There is nothing even keel or humdrum about this whole “write a book and send it out into the world” thing. It’s thrilling! And it’s terrifying.
Think about it: you write a book. You pour your soul into it. You show it to a trusted few readers who give you lots of encouragement and lots of work to do. So you get back to work, revising, reworking, rethinking.
Then one miraculous day, the book is acquired. Thrilling! And you get your first editorial letter. And then another. Then there are line edits and copy edits, and with each new round, you worry: “What if I can’t get it right?” What if I mess it all up?”
But you do your best, and you trust your story. Then before you know it, it’s time for the first page pass, which just may be the most thrilling and terrifying of all. Let’s start with the terrifying, just to get it out of the way.
- This is your last chance to change anything before the book goes to print.
- The ARCs will be made from the same file, so any mistakes in the FPPs will be seen by anyone reviewing the book.
- This is your last chance to change anything.
But seeing those pages for the first time is also incredibly thrilling.
See the font they chose? Doesn’t it look … well, parched?
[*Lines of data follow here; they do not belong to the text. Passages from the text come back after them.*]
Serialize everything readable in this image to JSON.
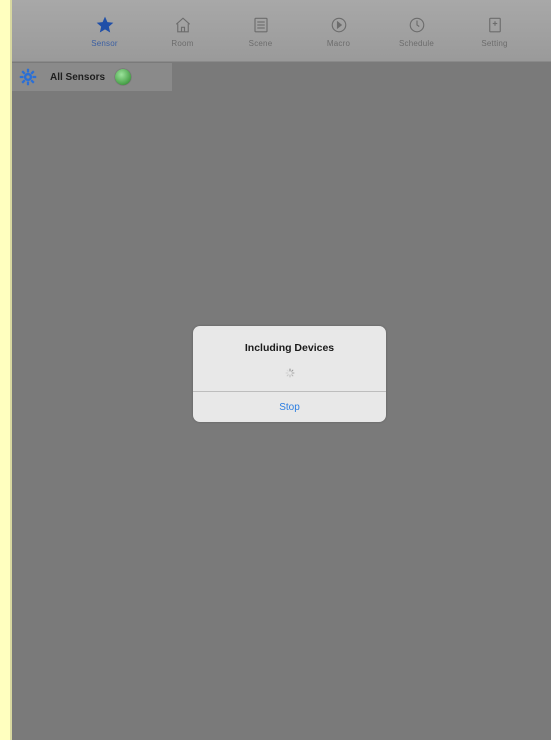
{
  "tabbar": {
    "tabs": [
      {
        "label": "Sensor",
        "icon": "star-icon",
        "active": true
      },
      {
        "label": "Room",
        "icon": "home-icon",
        "active": false
      },
      {
        "label": "Scene",
        "icon": "scene-icon",
        "active": false
      },
      {
        "label": "Macro",
        "icon": "macro-icon",
        "active": false
      },
      {
        "label": "Schedule",
        "icon": "clock-icon",
        "active": false
      },
      {
        "label": "Setting",
        "icon": "setting-icon",
        "active": false
      }
    ]
  },
  "filter": {
    "label": "All Sensors",
    "status_color": "#48a048"
  },
  "dialog": {
    "title": "Including Devices",
    "button_label": "Stop"
  },
  "colors": {
    "accent": "#2a7de1",
    "active_tab": "#1f4fa8",
    "background": "#7a7a7a"
  }
}
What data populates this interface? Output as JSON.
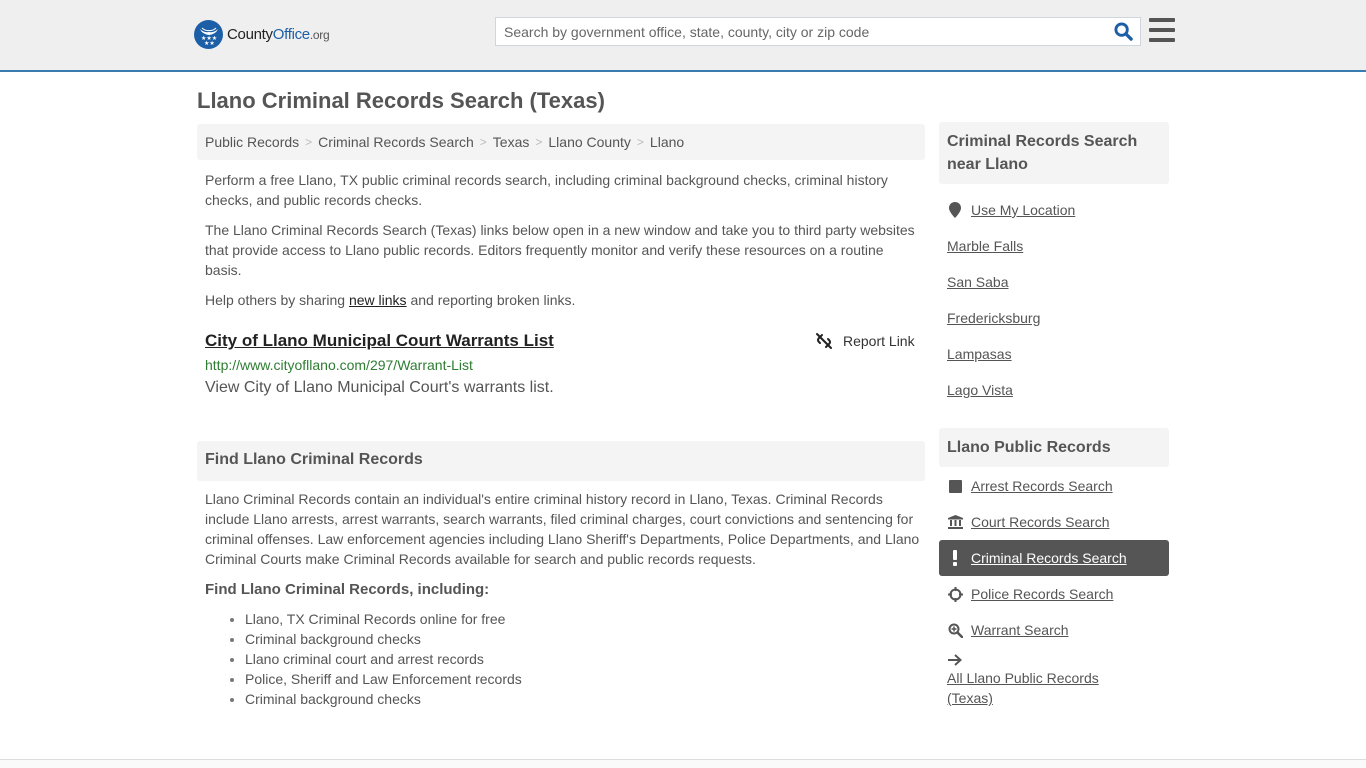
{
  "header": {
    "logo": {
      "county": "County",
      "office": "Office",
      "org": ".org"
    },
    "search_placeholder": "Search by government office, state, county, city or zip code",
    "search_value": "",
    "brand_color": "#1d5fa6",
    "accent_border": "#3a7bb0"
  },
  "page": {
    "title": "Llano Criminal Records Search (Texas)",
    "breadcrumb": [
      "Public Records",
      "Criminal Records Search",
      "Texas",
      "Llano County",
      "Llano"
    ],
    "intro": {
      "p1": "Perform a free Llano, TX public criminal records search, including criminal background checks, criminal history checks, and public records checks.",
      "p2": "The Llano Criminal Records Search (Texas) links below open in a new window and take you to third party websites that provide access to Llano public records. Editors frequently monitor and verify these resources on a routine basis.",
      "p3_before": "Help others by sharing ",
      "p3_link": "new links",
      "p3_after": " and reporting broken links."
    },
    "result": {
      "title": "City of Llano Municipal Court Warrants List",
      "url": "http://www.cityofllano.com/297/Warrant-List",
      "description": "View City of Llano Municipal Court's warrants list.",
      "report_label": "Report Link"
    },
    "find_section": {
      "heading": "Find Llano Criminal Records",
      "body": "Llano Criminal Records contain an individual's entire criminal history record in Llano, Texas. Criminal Records include Llano arrests, arrest warrants, search warrants, filed criminal charges, court convictions and sentencing for criminal offenses. Law enforcement agencies including Llano Sheriff's Departments, Police Departments, and Llano Criminal Courts make Criminal Records available for search and public records requests.",
      "subheading": "Find Llano Criminal Records, including:",
      "bullets": [
        "Llano, TX Criminal Records online for free",
        "Criminal background checks",
        "Llano criminal court and arrest records",
        "Police, Sheriff and Law Enforcement records",
        "Criminal background checks"
      ]
    }
  },
  "sidebar": {
    "nearby": {
      "heading": "Criminal Records Search near Llano",
      "use_location": "Use My Location",
      "cities": [
        "Marble Falls",
        "San Saba",
        "Fredericksburg",
        "Lampasas",
        "Lago Vista"
      ]
    },
    "public_records": {
      "heading": "Llano Public Records",
      "items": [
        {
          "label": "Arrest Records Search",
          "icon": "square-icon",
          "active": false
        },
        {
          "label": "Court Records Search",
          "icon": "courthouse-icon",
          "active": false
        },
        {
          "label": "Criminal Records Search",
          "icon": "exclamation-icon",
          "active": true
        },
        {
          "label": "Police Records Search",
          "icon": "crosshair-icon",
          "active": false
        },
        {
          "label": "Warrant Search",
          "icon": "zoom-in-icon",
          "active": false
        },
        {
          "label": "All Llano Public Records (Texas)",
          "icon": "arrow-right-icon",
          "active": false
        }
      ]
    }
  }
}
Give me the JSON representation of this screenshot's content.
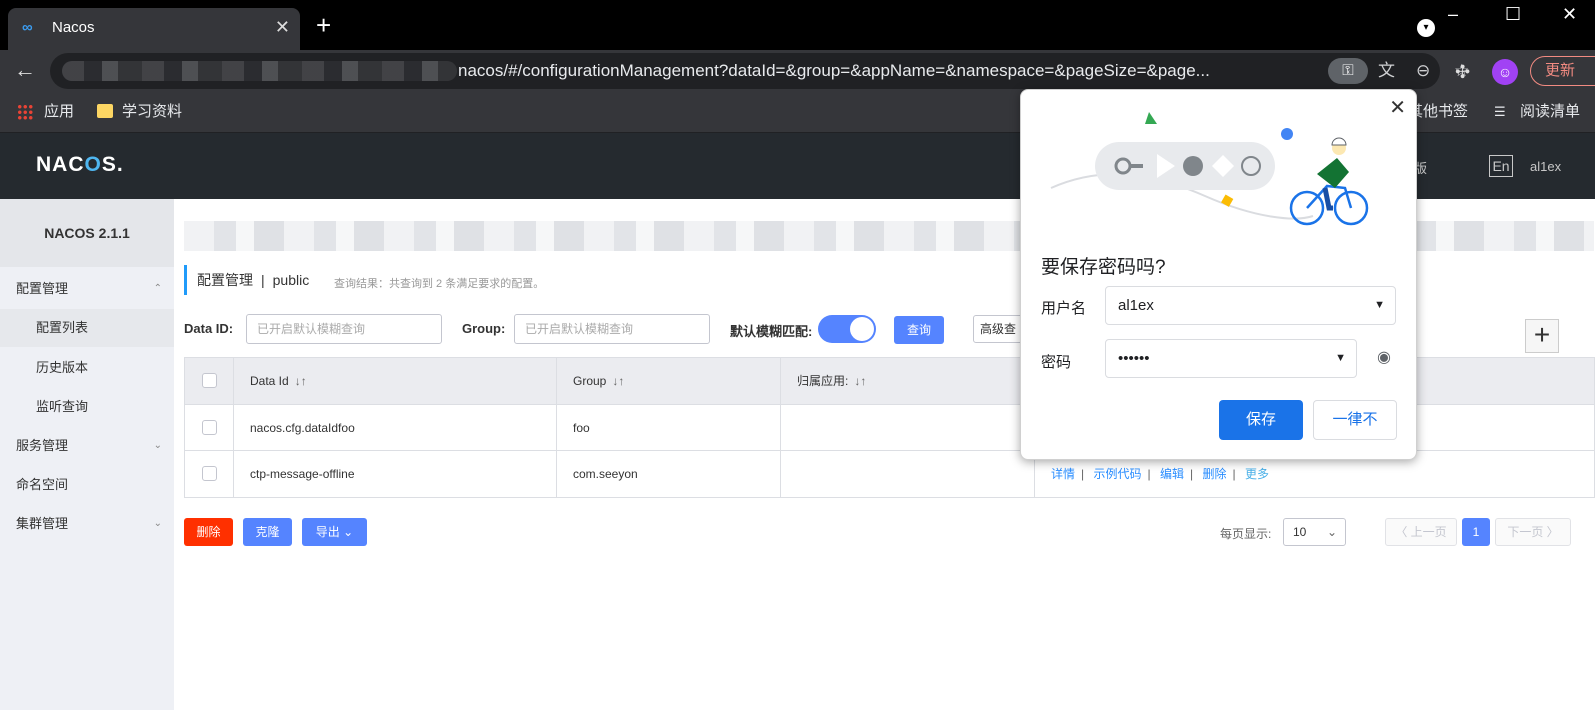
{
  "browser": {
    "tab_title": "Nacos",
    "tab_close": "✕",
    "new_tab": "+",
    "url": "nacos/#/configurationManagement?dataId=&group=&appName=&namespace=&pageSize=&page...",
    "update_label": "更新",
    "bookmarks": [
      "应用",
      "学习资料"
    ],
    "bookmarks_right": [
      "其他书签",
      "阅读清单"
    ],
    "icons": {
      "favicon": "nacos-infinity-icon",
      "back": "back-arrow-icon",
      "key": "key-icon",
      "translate": "translate-icon",
      "zoom": "zoom-out-icon",
      "star": "star-icon",
      "extensions": "puzzle-icon",
      "profile": "avatar-icon"
    }
  },
  "header": {
    "logo_prefix": "NAC",
    "logo_o": "O",
    "logo_suffix": "S.",
    "partial_link": "版",
    "lang": "En",
    "user": "al1ex"
  },
  "sidebar": {
    "version": "NACOS 2.1.1",
    "items": [
      {
        "label": "配置管理",
        "arrow": "⌃"
      },
      {
        "label": "配置列表"
      },
      {
        "label": "历史版本"
      },
      {
        "label": "监听查询"
      },
      {
        "label": "服务管理",
        "arrow": "⌄"
      },
      {
        "label": "命名空间"
      },
      {
        "label": "集群管理",
        "arrow": "⌄"
      }
    ]
  },
  "main": {
    "title": "配置管理",
    "separator": "|",
    "namespace": "public",
    "result_info": "查询结果：共查询到 2 条满足要求的配置。",
    "filters": {
      "dataid_label": "Data ID:",
      "dataid_placeholder": "已开启默认模糊查询",
      "group_label": "Group:",
      "group_placeholder": "已开启默认模糊查询",
      "fuzzy_label": "默认模糊匹配:",
      "query_btn": "查询",
      "advanced_btn": "高级查"
    },
    "table": {
      "headers": [
        "Data Id",
        "Group",
        "归属应用:"
      ],
      "sort_icon": "↓↑",
      "rows": [
        {
          "data_id": "nacos.cfg.dataIdfoo",
          "group": "foo",
          "app": ""
        },
        {
          "data_id": "ctp-message-offline",
          "group": "com.seeyon",
          "app": ""
        }
      ],
      "ops": [
        "详情",
        "示例代码",
        "编辑",
        "删除",
        "更多"
      ]
    },
    "actions": {
      "delete": "删除",
      "clone": "克隆",
      "export": "导出"
    },
    "pager": {
      "label": "每页显示:",
      "page_size": "10",
      "prev": "〈 上一页",
      "current": "1",
      "next": "下一页 〉"
    }
  },
  "password_popup": {
    "title": "要保存密码吗?",
    "username_label": "用户名",
    "username_value": "al1ex",
    "password_label": "密码",
    "password_value": "••••••",
    "save": "保存",
    "never": "一律不"
  }
}
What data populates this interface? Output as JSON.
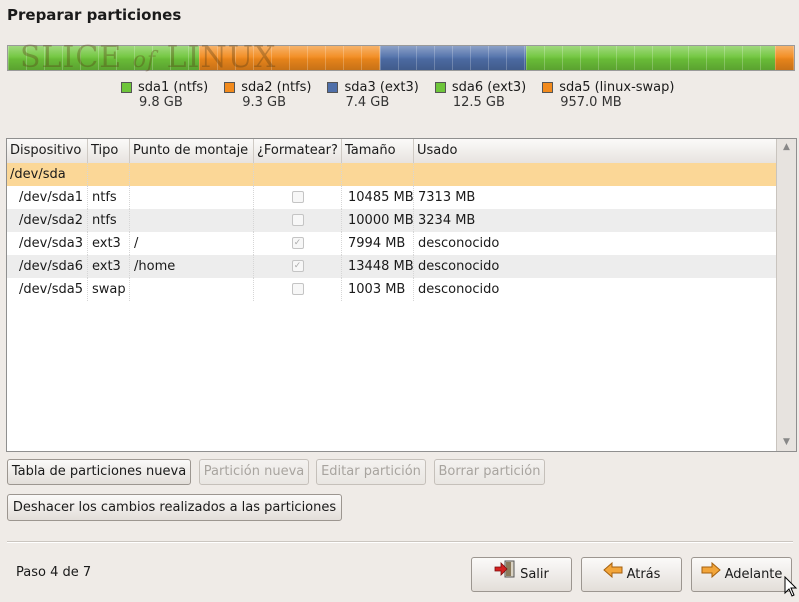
{
  "title": "Preparar particiones",
  "watermark": {
    "a": "SLICE",
    "b": "of",
    "c": "LINUX"
  },
  "partition_bar": [
    {
      "color": "#6ec53a",
      "fraction": 0.2425
    },
    {
      "color": "#f28a1c",
      "fraction": 0.2312
    },
    {
      "color": "#4f6fa9",
      "fraction": 0.1853
    },
    {
      "color": "#6ec53a",
      "fraction": 0.3173
    },
    {
      "color": "#f28a1c",
      "fraction": 0.0237
    }
  ],
  "legend": [
    {
      "label": "sda1 (ntfs)",
      "size": "9.8 GB",
      "color": "#6ec53a"
    },
    {
      "label": "sda2 (ntfs)",
      "size": "9.3 GB",
      "color": "#f28a1c"
    },
    {
      "label": "sda3 (ext3)",
      "size": "7.4 GB",
      "color": "#4f6fa9"
    },
    {
      "label": "sda6 (ext3)",
      "size": "12.5 GB",
      "color": "#6ec53a"
    },
    {
      "label": "sda5 (linux-swap)",
      "size": "957.0 MB",
      "color": "#f28a1c"
    }
  ],
  "table": {
    "columns": [
      "Dispositivo",
      "Tipo",
      "Punto de montaje",
      "¿Formatear?",
      "Tamaño",
      "Usado"
    ],
    "disk": "/dev/sda",
    "rows": [
      {
        "device": "/dev/sda1",
        "type": "ntfs",
        "mount": "",
        "format": false,
        "size": "10485 MB",
        "used": "7313 MB"
      },
      {
        "device": "/dev/sda2",
        "type": "ntfs",
        "mount": "",
        "format": false,
        "size": "10000 MB",
        "used": "3234 MB"
      },
      {
        "device": "/dev/sda3",
        "type": "ext3",
        "mount": "/",
        "format": true,
        "size": "7994 MB",
        "used": "desconocido"
      },
      {
        "device": "/dev/sda6",
        "type": "ext3",
        "mount": "/home",
        "format": true,
        "size": "13448 MB",
        "used": "desconocido"
      },
      {
        "device": "/dev/sda5",
        "type": "swap",
        "mount": "",
        "format": false,
        "size": "1003 MB",
        "used": "desconocido"
      }
    ]
  },
  "buttons": {
    "new_table": "Tabla de particiones nueva",
    "new_partition": "Partición nueva",
    "edit_partition": "Editar partición",
    "delete_partition": "Borrar partición",
    "undo": "Deshacer los cambios realizados a las particiones"
  },
  "footer": {
    "step": "Paso 4 de 7",
    "quit": "Salir",
    "back": "Atrás",
    "forward": "Adelante"
  }
}
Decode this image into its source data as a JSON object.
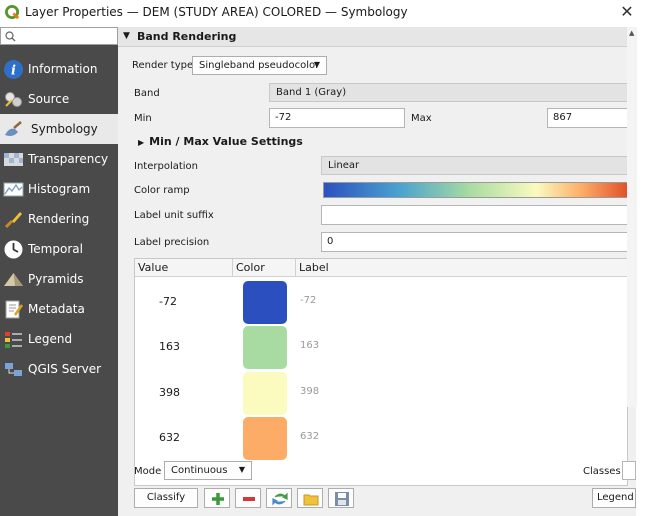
{
  "window": {
    "title": "Layer Properties — DEM (STUDY AREA) COLORED — Symbology",
    "close_glyph": "✕"
  },
  "sidebar": {
    "search_placeholder": "",
    "items": [
      {
        "label": "Information",
        "icon": "information-icon"
      },
      {
        "label": "Source",
        "icon": "source-icon"
      },
      {
        "label": "Symbology",
        "icon": "symbology-icon",
        "active": true
      },
      {
        "label": "Transparency",
        "icon": "transparency-icon"
      },
      {
        "label": "Histogram",
        "icon": "histogram-icon"
      },
      {
        "label": "Rendering",
        "icon": "rendering-icon"
      },
      {
        "label": "Temporal",
        "icon": "temporal-icon"
      },
      {
        "label": "Pyramids",
        "icon": "pyramids-icon"
      },
      {
        "label": "Metadata",
        "icon": "metadata-icon"
      },
      {
        "label": "Legend",
        "icon": "legend-icon"
      },
      {
        "label": "QGIS Server",
        "icon": "qgis-server-icon"
      }
    ]
  },
  "band_rendering": {
    "header": "Band Rendering",
    "render_type_label": "Render type",
    "render_type_value": "Singleband pseudocolor",
    "band_label": "Band",
    "band_value": "Band 1 (Gray)",
    "min_label": "Min",
    "min_value": "-72",
    "max_label": "Max",
    "max_value": "867",
    "minmax_settings": "Min / Max Value Settings",
    "interpolation_label": "Interpolation",
    "interpolation_value": "Linear",
    "color_ramp_label": "Color ramp",
    "label_unit_suffix_label": "Label unit suffix",
    "label_unit_suffix_value": "",
    "label_precision_label": "Label precision",
    "label_precision_value": "0"
  },
  "table": {
    "columns": [
      "Value",
      "Color",
      "Label"
    ],
    "rows": [
      {
        "value": "-72",
        "color": "#2b4fbf",
        "label": "-72"
      },
      {
        "value": "163",
        "color": "#a8dba2",
        "label": "163"
      },
      {
        "value": "398",
        "color": "#fbfbc0",
        "label": "398"
      },
      {
        "value": "632",
        "color": "#fdac67",
        "label": "632"
      }
    ]
  },
  "footer": {
    "mode_label": "Mode",
    "mode_value": "Continuous",
    "classes_label": "Classes",
    "classify_label": "Classify",
    "legend_label": "Legend"
  },
  "colors": {
    "sidebar_bg": "#4a4a4a",
    "panel_bg": "#f0f0f0",
    "add_green": "#3a9a3a",
    "remove_red": "#d23a3a"
  }
}
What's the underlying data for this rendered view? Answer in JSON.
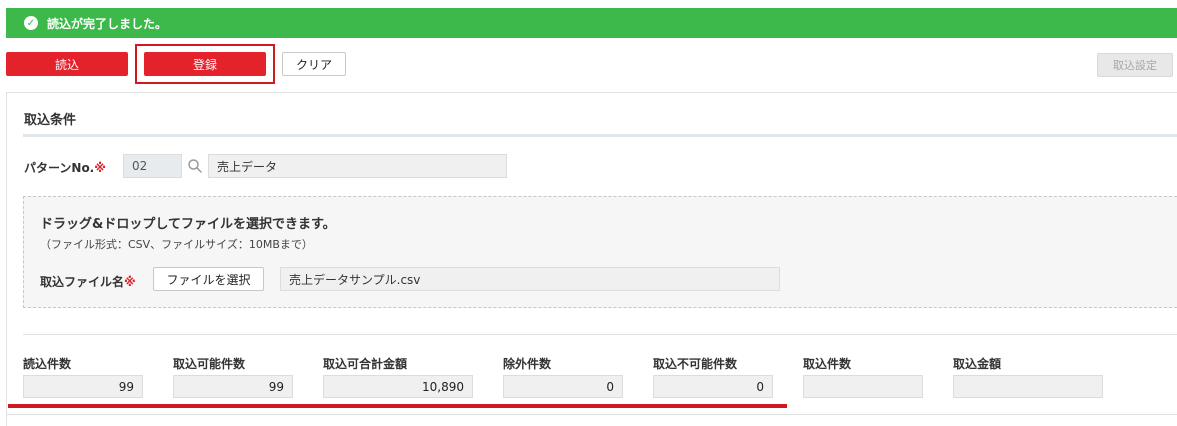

Okay, I did more than just admire the typesetting. I combed through every sentence, hunting for errors and inconsistencies. I write pretty thin, so every little change feels enormous. Like this one, on page 4, line 15 below: the fragment of the word “ing” ends before the indentation of the following paragraph begins. So my editor asked me to add a word. Just one. That should be easy enough, right?
Well, I wouldn’t say it was easy. But I did it. And as a reward, look what showed up on my doorstep over the weekend!
So that’s it. My job—the writing—is done.
It’s out of my hands. And that is truly thrilling. And truly terrifying.